もし、彼が、独覚仏になりたいと発願するならば、彼は独覚仏になることができる。

もし、彼が、上首(上席)弟子(aggasāvaka)になりたいと発願するならば、彼は上首弟子になることができる。

もし、彼が、大弟子(mahāsāvaka)になりたいと発願するならば、大弟子になることができる。

もし、彼が、普通弟子(pakatisāvaka)になりたいと発願するならば、彼は普通弟子になることができる。

しかし、これもまた、彼のハラミツが熟して初めてその様な結果が齎されるのであって、ただ発願するだけでは、上に述べた、各種の菩提(bodhi)を成就するには、足りないのである。次にまた:

もし、彼が、次の一世において、人間社会における楽しみを獲得したいと希望するならば、彼は、人間社会における楽しみを得ることができる。

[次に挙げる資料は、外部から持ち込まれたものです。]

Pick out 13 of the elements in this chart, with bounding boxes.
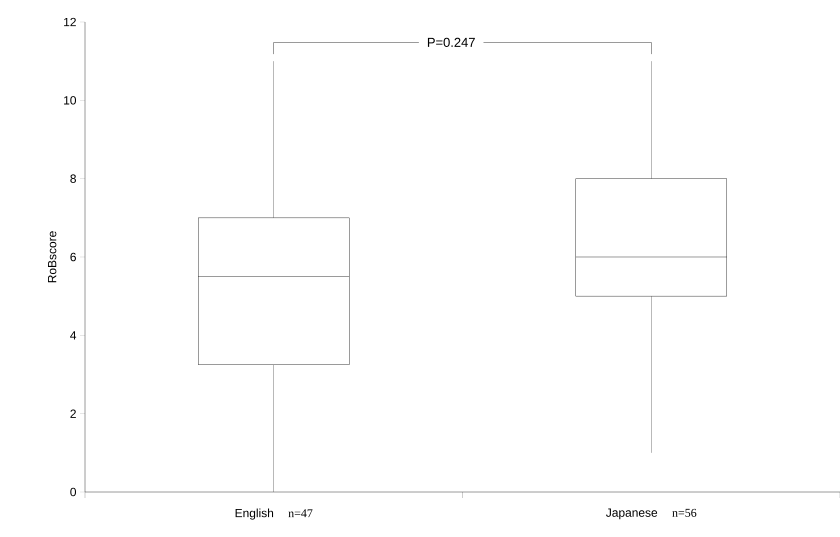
annotation: P=0.247 [428, 38, 475, 47]
y-tick-label: 2 [70, 409, 76, 418]
y-axis-title: RoBscore [48, 231, 56, 282]
x-tick-label: Japanese [606, 508, 658, 520]
y-tick-label: 4 [70, 331, 76, 340]
text: n=56 [672, 508, 696, 517]
y-tick-label: 12 [64, 18, 76, 26]
y-tick-label: 0 [70, 488, 76, 496]
y-tick-label: 10 [64, 96, 76, 105]
text: n=47 [288, 509, 313, 518]
y-tick-label: 6 [70, 252, 76, 262]
x-tick-label: English [236, 508, 274, 520]
y-tick-label: 8 [70, 174, 76, 183]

もし、彼が、天界に往生したいと願うならば、彼は、天界に往生することができる。

もし、彼が、梵天界に往生したいと願うならば、この善業によって、彼は、梵天界に往生する助縁とすることができる。

何故、この様に言うのであるか?

もし、彼の布施が、上に述べた通りの、あれらの条件を具備しているのであれば、すなわち、布施の前、布施する時、布施した後、彼の心は、喜悦で充満しており、清浄で、汚染なく、楽しいものであるならば、かつ、布施のしなものと受者を所縁として、受者が彼の心の慈(mettābhāvanā)の修習の所縁となるならば、彼の、受者に対する慈心は、強大なものになる。

もし、彼がその時、慈心禅を修習するならば、彼の慈心ジャーナは、彼の死後、彼をして、梵天界に往生せしめるであろう。

この様に、彼の布施は、彼が梵天界に往生する為の、助縁となる。

こうしたことから、もし、施主が、死後、梵天界に往生したいと願うならば、彼は、ジャーナを証得するまで、慈心を修習しなければならない。

もし、彼が、すでに、慈心ジャーナに到達しており、かつ、食べ物を供養するのであれば、彼の善業は、彼が梵天界に往生する為の、殊勝で、また極めて力のある助縁になるものである。

故に、もし、あなたが、未来において、好い果報を得たいと願うのであれば、あなたは、ジャーナを証得するまで、慈心を修習しなければならない。

人の楽しさ、天の楽しさ、梵天の楽しさという、三種類の楽しさの中において、梵天の楽しさが、最も高等である。

どの様な世間の楽しさをもってしても、梵天の楽しさと比べられるものはない。

31界の中において、それは、最も殊勝な楽しさなのである。